Conteniendo la emoción dijo que cuando lo mataron, Santiago “estaba lleno de energía, ilusiones y deseos, no solo de hacer periodismo, sino de impulsar acciones efectivas para cambiar realidades. A lo mejor no dimensionaba el monstruo contra el que se estaba enfrentando. Radio Mburucuyá se convirtió desde un primer momento en la voz de los sin voces en el norte; de la organizaciones campesinas, de las organizaciones indígenas, de las personas jóvenes, de los comerciantes, de la ciudadanía norteña en general”.
Trajo a la memoria lo que escribió Santiago en el décimo aniversario de la radio, en 1985: “Cuando en 1975 nacía Radio Mburucuyá, teníamos dos caminos por delante: el derrotero fácil y cómodo de dejarse llevar por la rutina o el escabroso camino de escoger en cada programación decir la verdad ante todo, apoyar los buenos proyectos, criticar los hechos perjudiciales y ponerse el hombro al país.»
Dijo que “la mafia trató de acallar su voz, pero solo lo llevaron físicamente a aquel joven que decidió enfrentarlos, desnudarlos sin dar el brazo a torcer y sin hacer la vista a un lado frente a tantas injusticias” y afirmó que hoy su padre está presente “ética y espiritualmente en cada uno de los periodistas que hoy enfrentan esa difícil y peligrosa tarea de trabajar en una zona que sigue siendo manejada por la mafia”.

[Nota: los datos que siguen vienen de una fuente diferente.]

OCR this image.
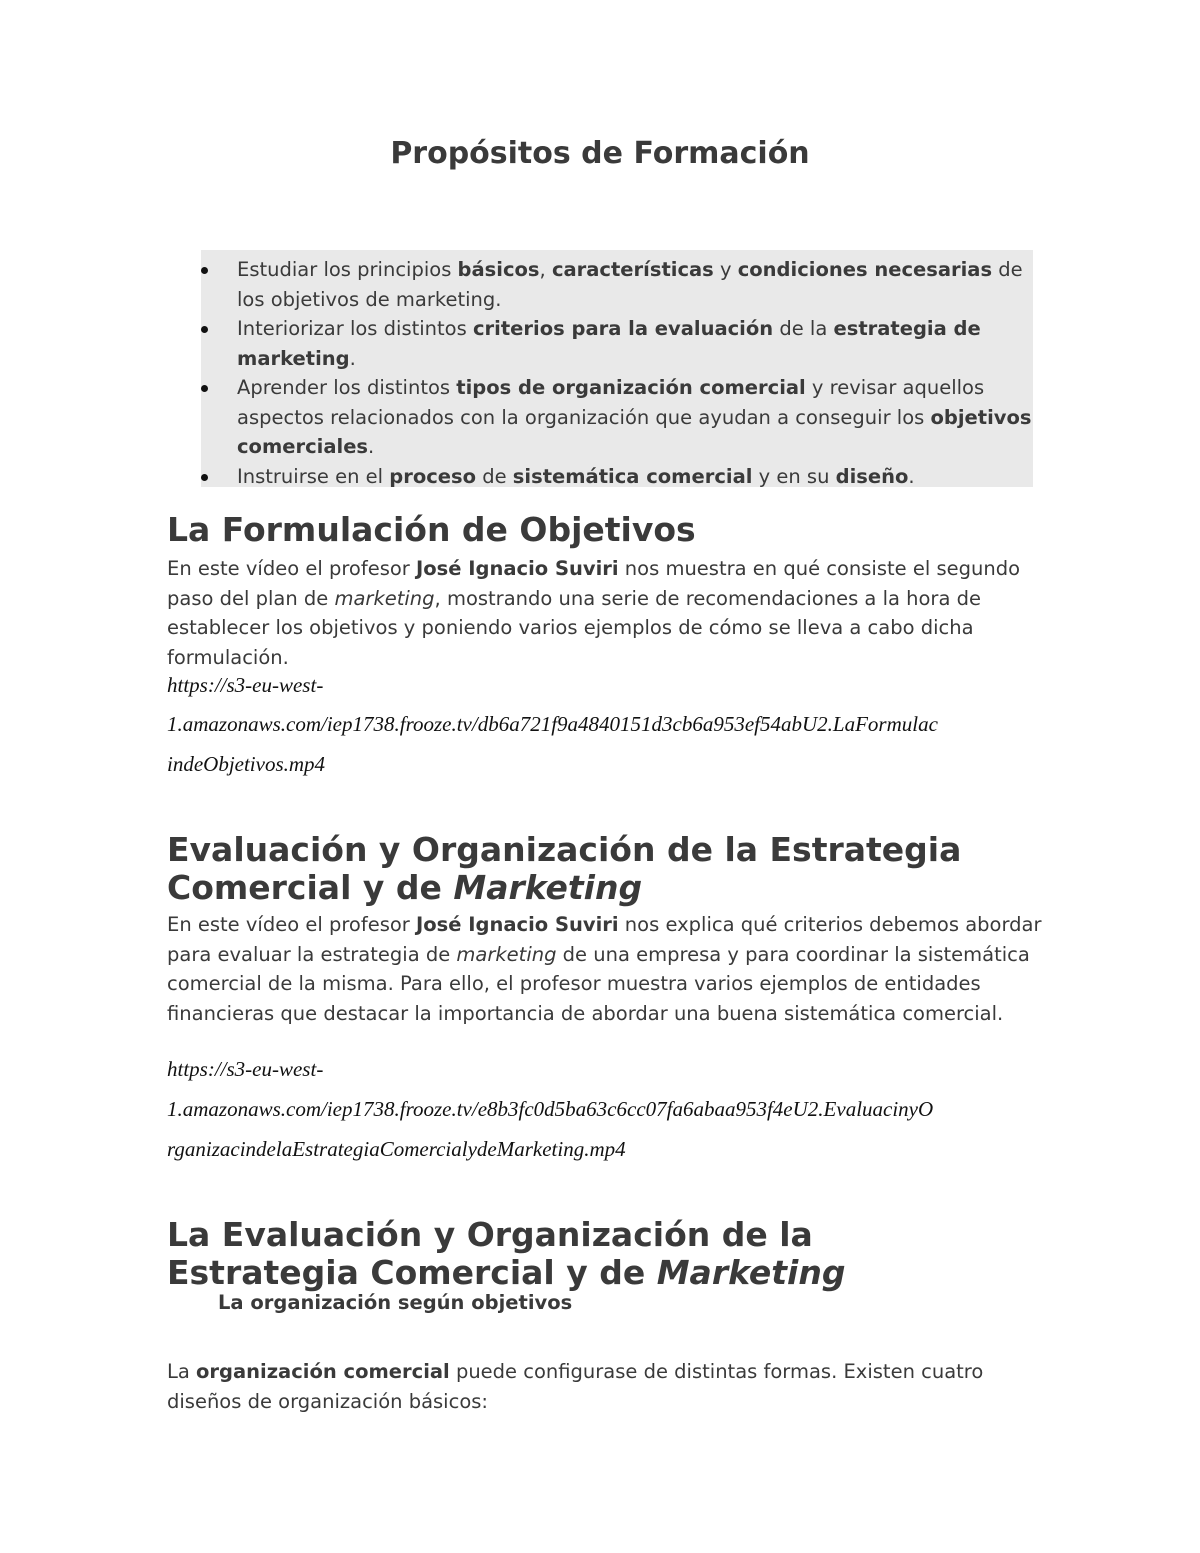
Propósitos de Formación
Estudiar los principios básicos, características y condiciones necesarias de los objetivos de marketing.
Interiorizar los distintos criterios para la evaluación de la estrategia de marketing.
Aprender los distintos tipos de organización comercial y revisar aquellos aspectos relacionados con la organización que ayudan a conseguir los objetivos comerciales.
Instruirse en el proceso de sistemática comercial y en su diseño.
La Formulación de Objetivos

En este vídeo el profesor José Ignacio Suviri nos muestra en qué consiste el segundo paso del plan de marketing, mostrando una serie de recomendaciones a la hora de establecer los objetivos y poniendo varios ejemplos de cómo se lleva a cabo dicha formulación.

https://s3-eu-west-
1.amazonaws.com/iep1738.frooze.tv/db6a721f9a4840151d3cb6a953ef54abU2.LaFormulac
indeObjetivos.mp4
Evaluación y Organización de la Estrategia
Comercial y de Marketing

En este vídeo el profesor José Ignacio Suviri nos explica qué criterios debemos abordar para evaluar la estrategia de marketing de una empresa y para coordinar la sistemática comercial de la misma. Para ello, el profesor muestra varios ejemplos de entidades financieras que destacar la importancia de abordar una buena sistemática comercial.

https://s3-eu-west-
1.amazonaws.com/iep1738.frooze.tv/e8b3fc0d5ba63c6cc07fa6abaa953f4eU2.EvaluacinyO
rganizacindelaEstrategiaComercialydeMarketing.mp4
La Evaluación y Organización de la
Estrategia Comercial y de Marketing
La organización según objetivos

La organización comercial puede configurase de distintas formas. Existen cuatro diseños de organización básicos:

“En este proceso, desde la familia logramos resignificar el dolor. Entendimos que la vida, la lucha y la muerte de Santiago trasciende y debe trascender en la sociedad paraguaya. El impacto que tuvo el asesinato debe convertirse en políticas públicas contra la impunidad en los asesinatos de periodistas. Debe convertirse en políticas públicas de protección a la violencia contra periodistas y debe convertirse en políticas de protección de periodistas. Por eso esta sentencia es importante. Trasciende la búsqueda de justicia de una familia”, expresó.